A study by Heaney et al. reported that lymphocytic hypophysitis was associated with HLA-DQ8 and HLA-DR53 in European and Asian ethnicities [32]. The frequencies of these HLA alleles were not increased in either the ICI-induced IAD or IIAD group, compared with the healthy controls, in this study. However, our results could not be compared with those of Heaney et al. because of ethnic differences between the study populations. Since HLA prevalence depends on ethnicity, a strength of this study was evaluation of patients with the same ethnicity.
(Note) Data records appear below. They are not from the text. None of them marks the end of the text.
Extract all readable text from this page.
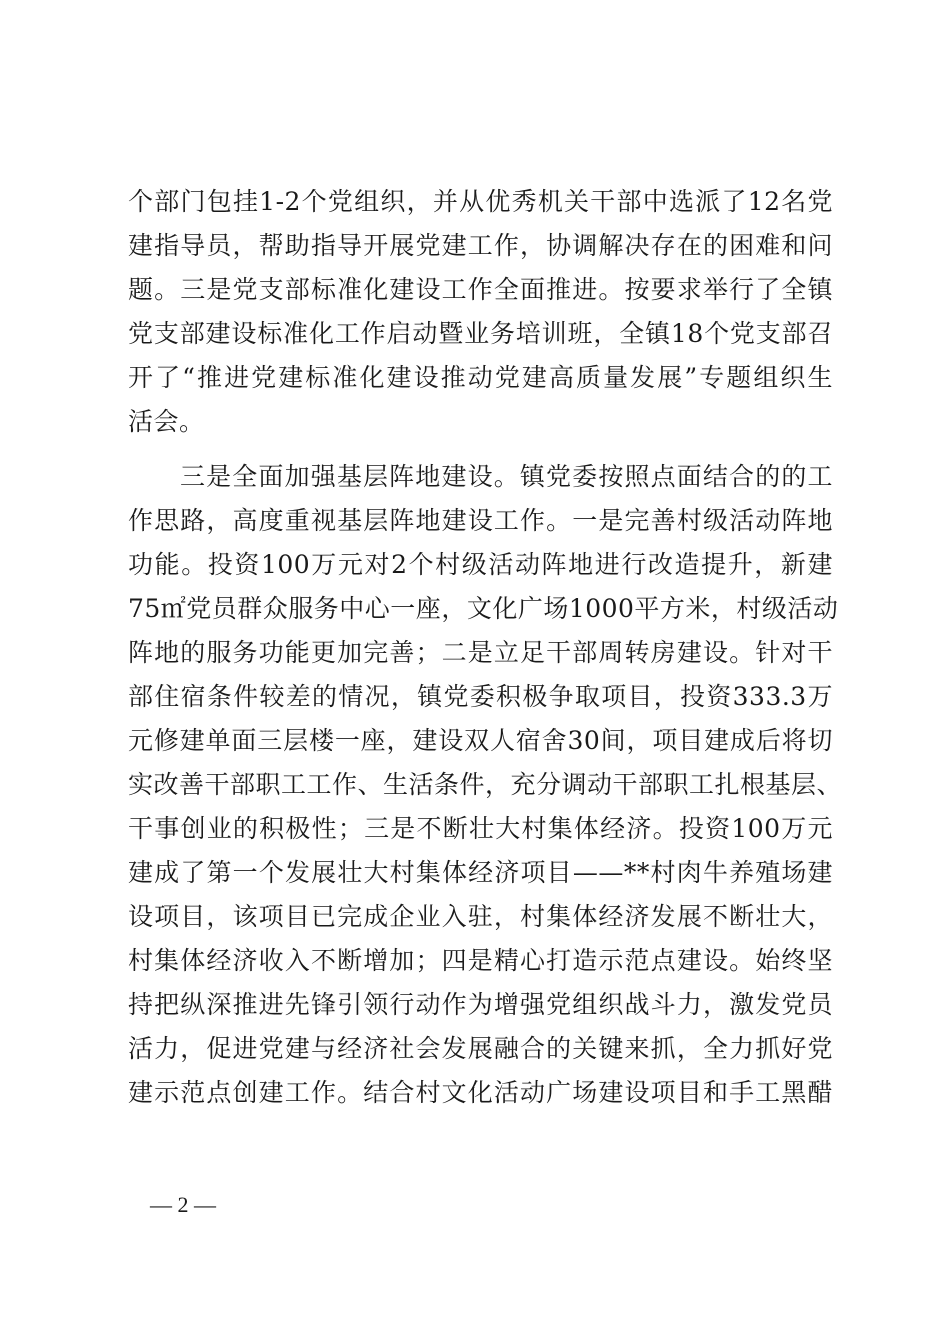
个部门包挂1-2个党组织，并从优秀机关干部中选派了12名党
建指导员，帮助指导开展党建工作，协调解决存在的困难和问
题。三是党支部标准化建设工作全面推进。按要求举行了全镇
党支部建设标准化工作启动暨业务培训班，全镇18个党支部召
开了“推进党建标准化建设推动党建高质量发展”专题组织生
活会。
三是全面加强基层阵地建设。镇党委按照点面结合的的工
作思路，高度重视基层阵地建设工作。一是完善村级活动阵地
功能。投资100万元对2个村级活动阵地进行改造提升，新建
75㎡党员群众服务中心一座，文化广场1000平方米，村级活动
阵地的服务功能更加完善；二是立足干部周转房建设。针对干
部住宿条件较差的情况，镇党委积极争取项目，投资333.3万
元修建单面三层楼一座，建设双人宿舍30间，项目建成后将切
实改善干部职工工作、生活条件，充分调动干部职工扎根基层、
干事创业的积极性；三是不断壮大村集体经济。投资100万元
建成了第一个发展壮大村集体经济项目——**村肉牛养殖场建
设项目，该项目已完成企业入驻，村集体经济发展不断壮大，
村集体经济收入不断增加；四是精心打造示范点建设。始终坚
持把纵深推进先锋引领行动作为增强党组织战斗力，激发党员
活力，促进党建与经济社会发展融合的关键来抓，全力抓好党
建示范点创建工作。结合村文化活动广场建设项目和手工黑醋
— 2 —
This study has some limitations. First, the sample sizes of the ICI-induced IAD and IIAD groups were small due to the rarity of each disease. Further investigations of the relevance of HLA alleles in ACTH deficiency in larger study populations are necessary. Second, patients were treated with monotherapy or combination therapy consisting of anti-PD-1, anti-PDL-1, or anti-CTLA-4, and the mechanisms of each agent in pituitary irAE development might differ; therefore, it is ideal to evaluate each therapy individually to clarify the differences in HLA allele frequencies among these therapies. Third, the control group was healthy Japanese individuals, differing from the ICI-induced IAD patients, all of whom had cancer. Although examination of HLA allele frequencies in cancer patients who did not develop ICI-induced IAD as the control population is ideal, this is ethically difficult and almost impossible to recruit such individuals.
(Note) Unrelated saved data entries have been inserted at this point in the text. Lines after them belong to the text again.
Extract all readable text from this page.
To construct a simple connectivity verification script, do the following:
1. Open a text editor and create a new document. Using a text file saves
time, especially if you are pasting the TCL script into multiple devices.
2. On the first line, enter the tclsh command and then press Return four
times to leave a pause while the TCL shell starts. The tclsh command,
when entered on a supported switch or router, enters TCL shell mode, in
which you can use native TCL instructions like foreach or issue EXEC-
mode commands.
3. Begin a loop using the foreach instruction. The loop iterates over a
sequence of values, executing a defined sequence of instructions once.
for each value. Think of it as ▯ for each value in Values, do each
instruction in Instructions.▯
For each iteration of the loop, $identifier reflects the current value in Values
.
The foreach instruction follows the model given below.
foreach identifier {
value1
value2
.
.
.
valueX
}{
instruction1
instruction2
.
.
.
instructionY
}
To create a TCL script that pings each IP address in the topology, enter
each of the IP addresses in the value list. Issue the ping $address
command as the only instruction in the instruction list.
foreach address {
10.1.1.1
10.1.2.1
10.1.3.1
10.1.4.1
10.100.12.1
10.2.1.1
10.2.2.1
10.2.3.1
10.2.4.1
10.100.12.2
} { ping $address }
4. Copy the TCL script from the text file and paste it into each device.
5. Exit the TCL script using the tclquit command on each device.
In conclusion, ICI-induced IAD and IIAD were different in terms of HLA frequencies. No specific HLAs were correlated with ICI-induced IAD, whereas several HLAs in strong linkage disequilibrium (HLA-DRB1*09:01, HLA-DQA1*03:02, and DQB1*03:03) were associated with IIAD. This may suggest differences in the pathological mechanisms between the two diseases. HLAs unique to IIAD may be helpful in predicting its pathophysiology.